During the first half of the night more time is spent under deep sleep, and in the second half, stages 2 and REM are predominant. It is important to spend enough time in each sleep stage because each one provides some kind of physical or mental restoration to our body. That is to say, each stage fulfils a specific function to be able to perform correctly during the day.The functions of sleep are still a biological enigma. With the invention of the electroencephalography and the sleep-deprivation studies some theories (maybe complementary) have been postulated.
Adaptive theory is the oldest one, and it suggests that the fact that we sleep at night makes us lie inactive and, therefore, away from danger in a moment of vulnerability against predators. This fact increases our survival rates.
Restoration and recovery theory delves into the use of sleep to regain different biochemical and psychological processes that have been degraded during the previous waking time. While sleeping, we restore very important functions for our body such as tissue repair, protein synthesis and muscle growth. Thanks to these mechanisms, cognitive function is improved and we can fight neurological fatigue. Total sleep deprivation studies in animals show how they lose all their immunity and die in a few weeks time.
Conservation theory follows a different line. It claims that with sleep comes a decrease in body temperature and calorie needs. Sleep represents a cutback in energy costs during the time of the day in which it is most difficult to find any food. Nonetheless, 10% decrease of metabolic activity under the waking levels is probably not enough to account for sleep as natural selection. In the same way, energy saving during eight full hours of sleep in a person would be 120 calories.

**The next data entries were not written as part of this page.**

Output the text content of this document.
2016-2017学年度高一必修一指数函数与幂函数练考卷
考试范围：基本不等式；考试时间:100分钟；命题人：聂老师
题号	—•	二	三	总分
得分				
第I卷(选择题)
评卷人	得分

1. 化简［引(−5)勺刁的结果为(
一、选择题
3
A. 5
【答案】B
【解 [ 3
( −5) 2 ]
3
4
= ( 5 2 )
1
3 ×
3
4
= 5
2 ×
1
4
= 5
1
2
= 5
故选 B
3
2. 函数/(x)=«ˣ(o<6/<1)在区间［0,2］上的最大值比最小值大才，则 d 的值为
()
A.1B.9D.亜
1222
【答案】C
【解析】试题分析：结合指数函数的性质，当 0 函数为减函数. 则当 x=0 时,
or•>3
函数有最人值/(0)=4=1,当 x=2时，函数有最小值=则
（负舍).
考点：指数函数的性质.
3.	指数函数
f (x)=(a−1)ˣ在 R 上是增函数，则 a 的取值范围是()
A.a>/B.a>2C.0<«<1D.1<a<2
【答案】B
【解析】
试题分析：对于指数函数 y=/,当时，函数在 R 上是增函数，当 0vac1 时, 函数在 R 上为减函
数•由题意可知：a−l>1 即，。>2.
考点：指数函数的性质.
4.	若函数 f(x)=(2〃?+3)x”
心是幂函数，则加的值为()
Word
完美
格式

Brain plasticity theory is quite more modern. It asserts that sleep correlates to certain changes in brain structure and organization. Sleep is basic for infants, who need an important brain development. Babies sleep thirteen to fourteen hours a day, and half of that time is devoted to REM sleep (deprivation of that sleep stage affects the ability to consolidate learning or developing different tasks).
Every researcher agrees that sleep has a fundamental function, probably related to neuronal integrity and the reshaping of synaptic connections. Thanks to research during these last fifty years, some essential and specific functions of different sleep stages have been discovered. Slow wave sleep has been credited with anabolic and maintenance functions, as well as with the recovery of endogenous substances. It is also credited with the synthesis of the growth hormone (especially during the first years of development and during childhood) and immunity tasks.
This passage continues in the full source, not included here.